ŚwiatKrzysztof Kowalewski nie żyje. "W naszej pamięci pozostanie jako aktor, który nas wielokrotnie zaskakiwał"

Krzysztof Kowalewski nie żyje. "W naszej pamięci pozostanie jako aktor, który nas wielokrotnie zaskakiwał"

"Był aktorem wybitnym i pozostawił po sobie wybitny dorobek twórczy w bardzo wielu dziedzinach aktorstwa" - wspomina Krzysztofa Kowalewskiego prof. Barbara Osterloff, wykładowca Akademii Teatralnej im. Aleksandra Zelwerowicza.

Krzysztof Kowalewski nie żyje. Aktor miał 83 lat  (PAP, Fot: PAP/Bartłomiej Zborowski, Bartłomiej Zborowski)
Krzysztof Kowalewski nie żyje. Aktor miał 83 lat (PAP, Fot: PAP/Bartłomiej Zborowski, Bartłomiej Zborowski)
Źródło zdjęć: © PAP | PAP/Bartłomiej Zborowski, Bart³omiej Zborowski

06.02.2021 20:24

"Był aktorem, który potrafi łączyć w rolach komediowych takie środki, które budzą śmiech na widowni, radość z elementami dramatu" - tak Krzysztofa Kowalewskiego wspomina wykładowca prof. Barbara Osterloff. Jej zdaniem "pozostawił po sobie wybitny dorobek twórczy w bardzo wielu dziedzinach aktorstwa".

Aktor zmarł w sobotę 6 lutego 2021 r. W pamięci widzów zapisał się przede wszystkim odtwórca ról komediowych. Grał w "Nie ma róży bez ognia" i "Brunet wieczorową porą". Związany był również z radiem. Był tytułowym bohaterem radiowej audycji "Kocham Pana, Panie Sułku".

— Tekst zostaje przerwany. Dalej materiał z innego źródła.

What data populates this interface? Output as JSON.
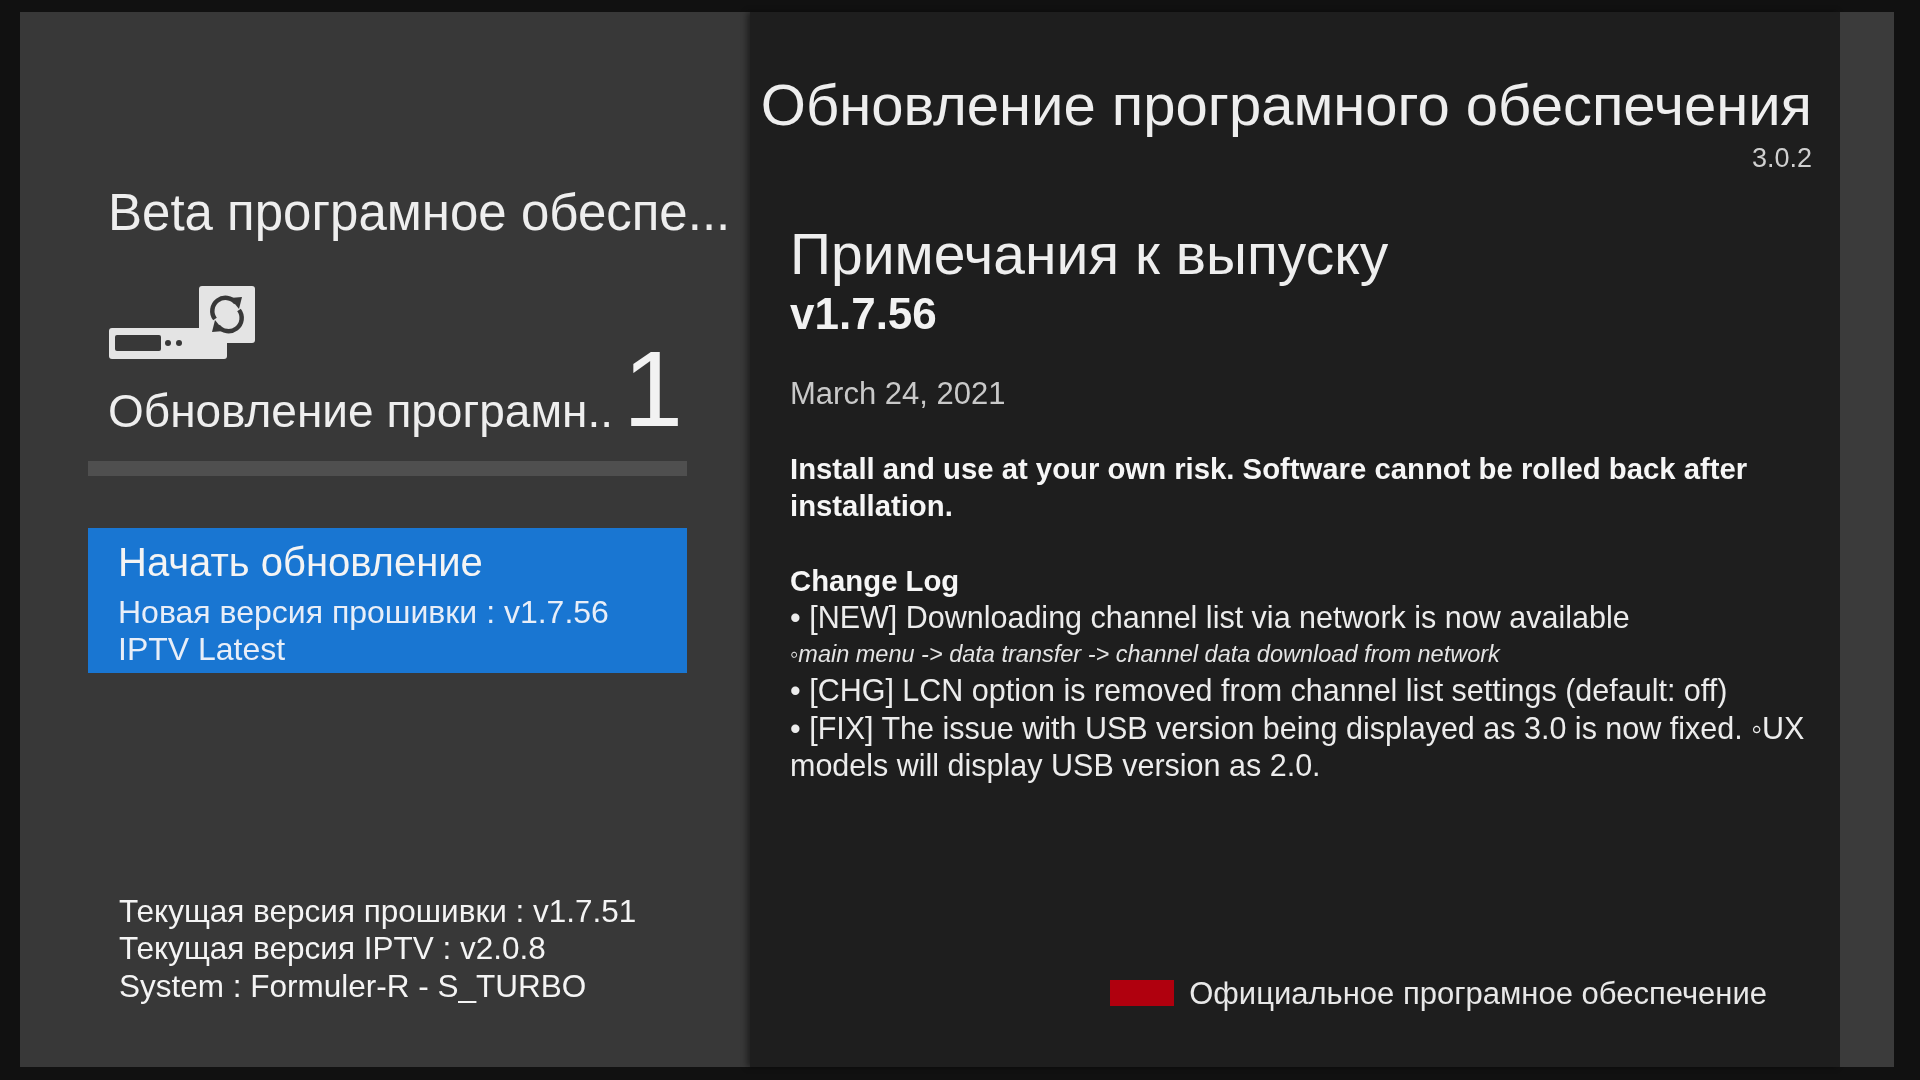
{
  "sidebar": {
    "title": "Beta програмное обеспе...",
    "update_item": {
      "label": "Обновление програмн..",
      "count": "1"
    },
    "progress": {
      "level": 0
    },
    "start_button": {
      "title": "Начать обновление",
      "lines": [
        "Новая версия прошивки : v1.7.56",
        "IPTV Latest"
      ],
      "selected": true
    },
    "info": [
      "Текущая версия прошивки : v1.7.51",
      "Текущая версия IPTV : v2.0.8",
      "System : Formuler-R - S_TURBO"
    ]
  },
  "main": {
    "title": "Обновление програмного обеспечения",
    "app_version": "3.0.2",
    "notes_heading": "Примечания к выпуску",
    "release_version": "v1.7.56",
    "release_date": "March 24, 2021",
    "warning": "Install and use at your own risk. Software cannot be rolled back after installation.",
    "changelog_heading": "Change Log",
    "changelog": [
      {
        "kind": "bullet",
        "text": "• [NEW] Downloading channel list via network is now available"
      },
      {
        "kind": "sub",
        "text": "◦main menu -> data transfer -> channel data download from network"
      },
      {
        "kind": "bullet",
        "text": "• [CHG] LCN option is removed from channel list settings (default: off)"
      },
      {
        "kind": "bullet",
        "text": "• [FIX] The issue with USB version being displayed as 3.0 is now fixed. ◦UX models will display USB version as 2.0."
      }
    ]
  },
  "legend": [
    {
      "color": "#b0000e",
      "label": "Официальное програмное обеспечение"
    }
  ]
}
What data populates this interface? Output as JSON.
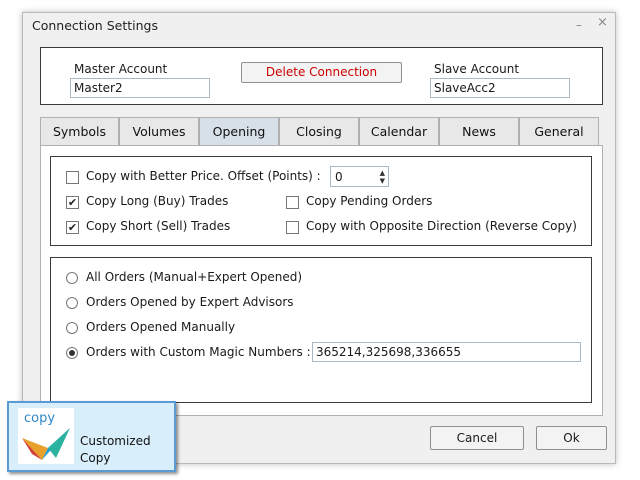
{
  "window": {
    "title": "Connection Settings",
    "minimize_glyph": "–",
    "close_glyph": "×"
  },
  "accounts": {
    "master_label": "Master Account",
    "master_value": "Master2",
    "delete_label": "Delete Connection",
    "slave_label": "Slave Account",
    "slave_value": "SlaveAcc2"
  },
  "tabs": [
    {
      "label": "Symbols",
      "active": false
    },
    {
      "label": "Volumes",
      "active": false
    },
    {
      "label": "Opening",
      "active": true
    },
    {
      "label": "Closing",
      "active": false
    },
    {
      "label": "Calendar",
      "active": false
    },
    {
      "label": "News",
      "active": false
    },
    {
      "label": "General",
      "active": false
    }
  ],
  "opening": {
    "better_price": {
      "label": "Copy with Better Price. Offset (Points) :",
      "checked": false
    },
    "offset_value": "0",
    "long_trades": {
      "label": "Copy Long (Buy) Trades",
      "checked": true
    },
    "short_trades": {
      "label": "Copy Short (Sell) Trades",
      "checked": true
    },
    "pending_orders": {
      "label": "Copy Pending Orders",
      "checked": false
    },
    "opposite_direction": {
      "label": "Copy with Opposite Direction (Reverse Copy)",
      "checked": false
    }
  },
  "orders": {
    "options": [
      {
        "label": "All Orders (Manual+Expert Opened)",
        "selected": false
      },
      {
        "label": "Orders Opened by Expert Advisors",
        "selected": false
      },
      {
        "label": "Orders Opened Manually",
        "selected": false
      },
      {
        "label": "Orders with Custom Magic Numbers :",
        "selected": true
      }
    ],
    "magic_numbers": "365214,325698,336655"
  },
  "buttons": {
    "cancel": "Cancel",
    "ok": "Ok"
  },
  "badge": {
    "logo_text": "copy",
    "line1": "Customized",
    "line2": "Copy"
  },
  "colors": {
    "delete_text": "#cc0000",
    "active_tab": "#d7dfe8",
    "badge_bg": "#d9eefb",
    "badge_border": "#5a9bd4"
  },
  "icons": {
    "checked": "✔"
  }
}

Krzysztof Kowalewski kończył studia w warszawskiej Szkole Teatralnej w 1960 roku. Był związany z Warszawą i warszawską sceną teatralną. Współpracował m.in. z Teatrem Klasycznym i Współczesnym.

"Mój zachwyt nad wieloma rolami Krzysztofa Kowalewskiego łączy się z jego twórczością w Teatrze Współczesnym, w którym zaczął grać w połowie lat siedemdziesiątych, dokładnie w 1977 r. Powstało wtedy wiele wspaniałych ról" – wspomina prof. Osterloff.

Krzysztof Kowalewski nie żyje. Prof. Osterloff wspomina jego role komediowe

Według Osterloff komediowość Kowalewskiego jest bardzo szczególnego rodzaju. "W jego najwspanialszych rolach w Teatrze Współczesnym, następowało połączenie komediowości bardzo wysokiej próby, nigdy błazenady, nigdy bufonady. To była komediowość, która niosła w sobie różne tony aktorskie. Tym ten aktor fascynował" - podkreśla.

Jej zdaniem aktor grał postaci, które śmieszą, bawią, ale z drugiej strony bywają też często odrażające, a może nawet groźne.

"Według mnie olśniewającą rolą była kreacja w "Mieszczaninie szlachcicem" Moliera w reżyserii Maciej Englerta. To jak zagrał pana Jourdain było propozycją interpretacyjną nową, bardzo oryginalną. Tę opowieść o nuworyszu, który chce stać się kimś lepszym, o burżuju z aspiracjami Kowalewski zagrał brawurowo i finezyjnie zarazem. Okazało się, że jest bardzo dużo tonów w postaci komicznej. Tę rolę chowam w pamięci jako jedną z największych, najwybitniejszych Krzysztofa Kowalewskiego” - – zaznaczyła prof. Barbara Osterloff.